Regia di Gianni Amelio vedi scheda film
Amelio, con la misura dell’antiretorica che sempre lo contraddistingue, eccezionale in tempi tanto urlati e di cinema tanto autocompiaciuto, ha preso un pezzo della storia d’Italia, gli ultimi sessant’anni, e ci ha detto con poche parole e senza enfatici proclami “ Signori, guardate di cosa siamo capaci ”.
Filmati d’epoca scorrono sui titoli di apertura, 1939, Mussolini entra trionfante, l’Albania è italiana.
Cinquant’anni dopo. Finito anche il regime comunista, Hoxha eliminato, caduti finalmente tutti i muri, cosa rimane da fare ad un popolo lungo la meravigliosa strada verso la felicità? Indossare un buon paio di scarpe che produrrà la ditta XY, capitali esteri ma con manodopera albanese, mediatori finanziari albanesi, e, soprattutto, presidente albanese.
E dove vanno a cercarlo Placido/Fiore e Lo Verso/Gino, azzimati e carognoni quanto basta (soprattutto il primo) per sembrare perfettamente credibili?
In un ospizio, che però non somiglia alle comode e tranquillizzanti case per i nostri dolci e cari vecchietti, immerse nel verde delle nostre città.
No, questo è poco meno che un girone infernale, quasi quasi Gino ci lascia la pelle, stretto com’è da una morsa umana di miserabili che gli si stringono addosso (una citazione da Improvvisamente l’estate scorsa era d’obbligo).
Trovato il presidente, Fiore scappa in patria a tessere le giuste tele e fare i giusti incontri, Gino deve proseguire in loco e, soprattutto, compiere la missione a cui è preposto: riportare un po’ in qua, rendendolo presentabile, quel pezzo di fuliggine semiautistico preso all’ospizio, che dovrà metter firme sulle pratiche di questa nascente joint venture calzaturiera Italia/Albania.
Purtroppo le cose qui da noi si complicano, qualche mazzetta forse non arriva al posto giusto, fatto sta che Lo Verso, sempre più disorientato, dovrà cavarsi d’impiccio, e neanche da solo, visto che quello strano presidente albanese, che ora biascica qualche parola con accento siciliano, non è biodegradabile. Anzi, sembra addirittura umano, ora che si capisce un po’ di più, ma è fermo a cinquant’anni fa, quando fu fatto prigioniero dai comunisti e sbattuto in cella, lui che stava lì, soldato, senza saper bene perché, e a Catania stava pure per nascergli il figlioletto che, secondo lui, ora ha quattro anni e chissà se lo riconoscerà!

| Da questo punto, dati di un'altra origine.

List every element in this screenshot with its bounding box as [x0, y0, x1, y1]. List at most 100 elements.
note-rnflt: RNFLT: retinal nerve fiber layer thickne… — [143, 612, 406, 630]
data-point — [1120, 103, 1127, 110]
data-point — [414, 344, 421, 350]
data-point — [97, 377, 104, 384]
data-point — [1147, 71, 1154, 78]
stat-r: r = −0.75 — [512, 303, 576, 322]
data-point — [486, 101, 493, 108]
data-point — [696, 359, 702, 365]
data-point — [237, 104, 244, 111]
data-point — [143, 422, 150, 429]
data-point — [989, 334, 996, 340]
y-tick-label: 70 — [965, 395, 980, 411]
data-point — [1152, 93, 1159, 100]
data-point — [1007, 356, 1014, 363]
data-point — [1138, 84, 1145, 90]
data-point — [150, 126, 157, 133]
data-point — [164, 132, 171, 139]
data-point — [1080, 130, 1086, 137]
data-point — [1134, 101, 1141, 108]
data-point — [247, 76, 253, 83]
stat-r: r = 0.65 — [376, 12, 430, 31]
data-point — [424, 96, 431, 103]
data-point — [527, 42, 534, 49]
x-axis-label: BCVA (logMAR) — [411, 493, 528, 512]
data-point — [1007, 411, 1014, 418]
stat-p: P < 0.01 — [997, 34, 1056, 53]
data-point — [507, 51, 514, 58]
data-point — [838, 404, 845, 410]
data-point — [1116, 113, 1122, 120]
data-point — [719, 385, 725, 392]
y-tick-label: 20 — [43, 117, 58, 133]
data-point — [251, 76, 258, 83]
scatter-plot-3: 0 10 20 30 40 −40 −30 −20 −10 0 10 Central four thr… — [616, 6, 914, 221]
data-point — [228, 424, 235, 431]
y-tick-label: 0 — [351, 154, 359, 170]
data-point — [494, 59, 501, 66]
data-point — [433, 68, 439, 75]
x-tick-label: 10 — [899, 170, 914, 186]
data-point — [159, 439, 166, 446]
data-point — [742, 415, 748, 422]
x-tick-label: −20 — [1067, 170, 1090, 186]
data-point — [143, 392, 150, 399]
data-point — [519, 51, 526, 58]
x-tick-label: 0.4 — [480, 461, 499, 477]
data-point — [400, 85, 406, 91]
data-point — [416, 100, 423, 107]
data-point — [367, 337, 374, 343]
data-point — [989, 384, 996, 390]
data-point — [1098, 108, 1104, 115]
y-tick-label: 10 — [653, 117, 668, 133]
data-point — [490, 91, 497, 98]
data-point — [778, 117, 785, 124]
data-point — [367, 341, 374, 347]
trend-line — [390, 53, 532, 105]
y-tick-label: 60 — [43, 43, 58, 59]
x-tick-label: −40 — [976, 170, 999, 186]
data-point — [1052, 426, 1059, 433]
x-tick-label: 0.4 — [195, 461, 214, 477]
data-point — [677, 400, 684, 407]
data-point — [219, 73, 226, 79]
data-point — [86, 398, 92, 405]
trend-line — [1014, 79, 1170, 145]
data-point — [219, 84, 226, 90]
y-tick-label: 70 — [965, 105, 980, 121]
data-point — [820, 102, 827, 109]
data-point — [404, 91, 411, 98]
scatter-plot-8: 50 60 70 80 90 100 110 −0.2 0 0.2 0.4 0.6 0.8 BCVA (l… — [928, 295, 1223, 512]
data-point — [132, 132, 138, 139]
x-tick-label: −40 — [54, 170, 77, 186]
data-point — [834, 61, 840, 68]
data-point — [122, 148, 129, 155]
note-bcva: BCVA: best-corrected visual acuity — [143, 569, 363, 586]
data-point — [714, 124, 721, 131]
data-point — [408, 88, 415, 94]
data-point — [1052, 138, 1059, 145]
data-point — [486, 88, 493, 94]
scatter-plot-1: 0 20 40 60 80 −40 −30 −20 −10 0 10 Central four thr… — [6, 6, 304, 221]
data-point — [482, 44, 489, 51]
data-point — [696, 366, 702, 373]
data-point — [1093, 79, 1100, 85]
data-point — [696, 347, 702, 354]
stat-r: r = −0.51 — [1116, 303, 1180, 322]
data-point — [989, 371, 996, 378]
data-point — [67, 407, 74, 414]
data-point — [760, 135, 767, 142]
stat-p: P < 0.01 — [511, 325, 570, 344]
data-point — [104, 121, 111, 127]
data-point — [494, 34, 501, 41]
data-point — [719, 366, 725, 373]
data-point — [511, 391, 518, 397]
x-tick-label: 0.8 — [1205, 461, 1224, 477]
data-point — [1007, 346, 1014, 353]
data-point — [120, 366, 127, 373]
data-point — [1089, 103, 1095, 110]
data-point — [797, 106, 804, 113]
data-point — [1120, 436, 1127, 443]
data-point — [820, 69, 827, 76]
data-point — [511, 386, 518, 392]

Amelio, con la misura dell’antiretorica che sempre lo contraddistingue, eccezionale in tempi tanto urlati e di cinema tanto autocompiaciuto, ha preso un pezzo della storia d’Italia, gli ultimi sessant’anni, e ci ha detto con poche parole e senza enfatici proclami “Signori, guardate di cosa siamo capaci”.
Il viaggio di Gino abbandonato a sé stesso, in cerca di un sistema per tornare indietro fra gli orrori di un mondo privato della sua identità, svuotato della sua cultura millenaria, dato in pasto ai miti di un falso benessere, un paese che riempie barconi di clandestini diretti verso il paese di Bengodi, diventa allora un viaggio di formazione.
Quando riuscirà a salire su quella barca di folli che va verso Lamerica, nuova sponda non al di là dell’oceano, stavolta, ma solo a cento miglia marine fino a Otranto e dintorni, avrà perso quell’aria strafottente e sicura di sé che l’ignoranza gli aveva cucito addosso.
Ora ha visto, ne ha vissuto per un po’ le durezze, forse non ha capito bene tutto, ma ci penserà, mentre la ripresa dall’ alto sfuma sulla scia di schiuma e la barca va.